It is still capable of generating the same noise it has produced for centuries, but the Salisbury Cathedral Clock, with its massive iron frame, doesn’t have the familiar face dial that other tower clocks have. 1386 is believed to be its date of origin, and if so, this would make the Salisbury Cathedral Clock the oldest working clock in the world.
A comparable clock located in the cathedral tower of Beauvais in France also claims to be the oldest working clock and is thought to date back to 1305. Italy, as well, has a challenger in the Chioggia clock tower; although its exact date of manufacture isn’t known, the Italians claim theirs to be among the oldest of clock towers.
The western sector of Britain has many examples of clocks from the 14th and 15th centuries. Determining the origin of the Salisbury Cathedral Clock was started by timepiece authority T.R. Robinson, and the effort has received support from others. The striking gear train is thought to contain all its original parts. The enormous wheel of the going train, the gear that moves the hands of the timepiece, is also considered to be original and first installed many centuries ago.
Although the Salisbury Cathedral Clock has most likely been performing its task since 1386, there is a reference of an even earlier timepiece that struck the hours as far back as 1306. However, historians theorize that the 1306 clock was an example of a water-propelled mechanical system. Historical references to these mechanical water clocks are found as early as 1280.
In 1928, the clock was re-discovered in the Salisbury Cathedral tower, where it had been abandoned. It was observed to have a pendulum that appeared to have been installed at a later date and is thought to have replacements instead of the original verge and foliot mechanism. Renovation work on the clock was completed in 1956 with a new verge and foliot apparatus installed. It is quite unlikely that these replacement parts look anything like the original; drawings of the original are not available for comparison. However, most of the parts are thought to be from the original design.
The conventional theory is that at the time the clock was first assembled, people were not as interested in precision timekeeping as we are today. They merely sought to know the hour, unlike our modern obsession with seconds and even microseconds. The clock performed accurately for the expectations of the time, and since it only struck on the hour, there was no need for the characteristic dial face.
Close to the end of the 17th century, the first significant alteration on the Salisbury Cathedral Clock was made, as the standard verge and foliot mechanism was replaced by a revolutionary new anchor and pendulum operating system. The anchor and pendulum system usually made clocks much more efficient by significantly increasing their accuracy. Additionally, a thorough examination of the Salisbury Cathedral Clock performed by Michael Maltin in the 1990s revealed that if the rope on the barrel was kept as a single layer, the clock could be accurate to within two minutes per day.
A new clock was installed in the Salisbury Cathedral in 1884. The original clock was transferred to the cathedral’s central tower after the old bell tower, cited in the deed document of 1386, was destroyed in 1790. The clock was tossed aside and abandoned.

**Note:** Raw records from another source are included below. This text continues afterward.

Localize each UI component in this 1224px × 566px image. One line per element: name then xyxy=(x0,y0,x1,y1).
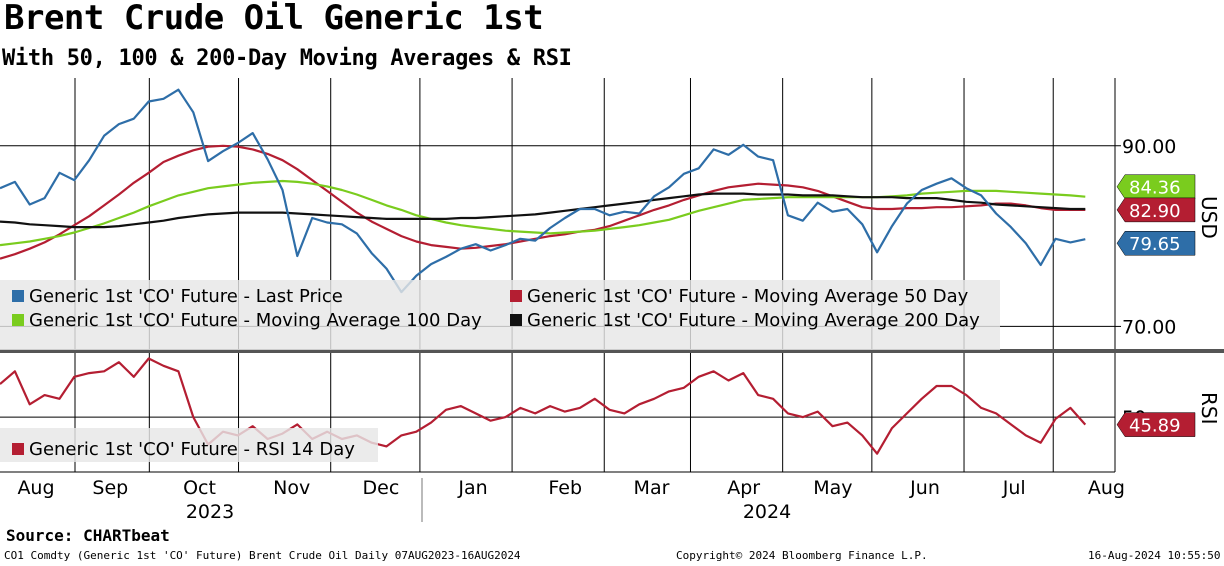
month-tick-label: Mar xyxy=(634,477,670,499)
month-tick-label: May xyxy=(813,477,852,499)
price-panel xyxy=(0,88,1086,294)
price-tick-label: 70.00 xyxy=(1122,316,1176,338)
price-tick-label: 90.00 xyxy=(1122,136,1176,158)
month-tick-label: Jan xyxy=(457,477,487,499)
legend-label: Generic 1st 'CO' Future - Moving Average… xyxy=(527,310,980,331)
month-tick-label: Apr xyxy=(727,477,760,499)
price-axis-label: USD xyxy=(1197,196,1221,239)
legend-swatch xyxy=(12,314,24,326)
chart-title: Brent Crude Oil Generic 1st xyxy=(4,0,544,38)
rsi-last-value: 45.89 xyxy=(1129,416,1181,437)
series-line-generic-1st-co-future-moving-average-200-day xyxy=(0,192,1086,229)
ma100-last-tag xyxy=(1116,174,1196,199)
series-line-generic-1st-co-future-rsi-14-day xyxy=(0,357,1087,455)
year-label: 2024 xyxy=(743,501,791,523)
legend-swatch xyxy=(12,290,24,302)
month-tick-label: Feb xyxy=(548,477,582,499)
month-tick-label: Sep xyxy=(92,477,128,499)
timestamp: 16-Aug-2024 10:55:50 xyxy=(1088,549,1221,562)
legend-label: Generic 1st 'CO' Future - Moving Average… xyxy=(29,310,482,331)
rsi-axis-label: RSI xyxy=(1197,392,1221,425)
price-last-value: 79.65 xyxy=(1129,234,1181,255)
rsi-legend-box xyxy=(0,428,378,462)
grid-lines xyxy=(0,78,1115,472)
source-note: Source: CHARTbeat xyxy=(6,526,170,545)
month-tick-label: Nov xyxy=(273,477,310,499)
chart-subtitle: With 50, 100 & 200-Day Moving Averages &… xyxy=(2,46,572,71)
month-tick-label: Oct xyxy=(183,477,216,499)
copyright-note: Copyright© 2024 Bloomberg Finance L.P. xyxy=(676,549,928,562)
legend-swatch xyxy=(510,314,522,326)
rsi-last-tag xyxy=(1116,412,1196,437)
legend-swatch xyxy=(510,290,522,302)
month-tick-label: Aug xyxy=(1088,477,1125,499)
ma50-last-value: 82.90 xyxy=(1129,201,1181,222)
month-tick-label: Dec xyxy=(363,477,400,499)
month-tick-label: Aug xyxy=(17,477,54,499)
legend-label: Generic 1st 'CO' Future - Moving Average… xyxy=(527,286,969,307)
price-last-tag xyxy=(1116,230,1196,256)
year-label: 2023 xyxy=(186,501,234,523)
ma50-last-tag xyxy=(1116,197,1196,223)
month-tick-label: Jun xyxy=(909,477,940,499)
legend-swatch xyxy=(12,443,24,455)
axes: 70.0090.0050USDRSI84.3682.9079.6545.89Au… xyxy=(0,78,1221,523)
security-description: CO1 Comdty (Generic 1st 'CO' Future) Bre… xyxy=(4,549,521,562)
month-tick-label: Jul xyxy=(1002,477,1026,499)
price-legend-box xyxy=(0,280,1000,350)
ma100-last-value: 84.36 xyxy=(1129,178,1181,199)
legends: Generic 1st 'CO' Future - Last Price Gene… xyxy=(0,280,1000,462)
legend-label: Generic 1st 'CO' Future - Last Price xyxy=(29,286,343,307)
rsi-panel xyxy=(0,357,1087,455)
legend-label: Generic 1st 'CO' Future - RSI 14 Day xyxy=(29,439,355,460)
series-line-generic-1st-co-future-last-price xyxy=(0,88,1086,294)
panel-divider xyxy=(0,349,1224,353)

Following its re-discovery by T.R Robinson, the original finally gained the acknowledgment it rightfully deserved.
Here is another story from us: The Greek engineer Ctesibius of Alexandria is credited with inventing the pipe organ in the 3rd century B.C. and improving the clepsydra, the most accurate clock for more than 1,800 years.
Robinson’s discovery of the first Salisbury Cathedral Clock was entirely accidental, as he had only climbed the tower to see the newly installed 1884 clock when he chanced across the much older relic.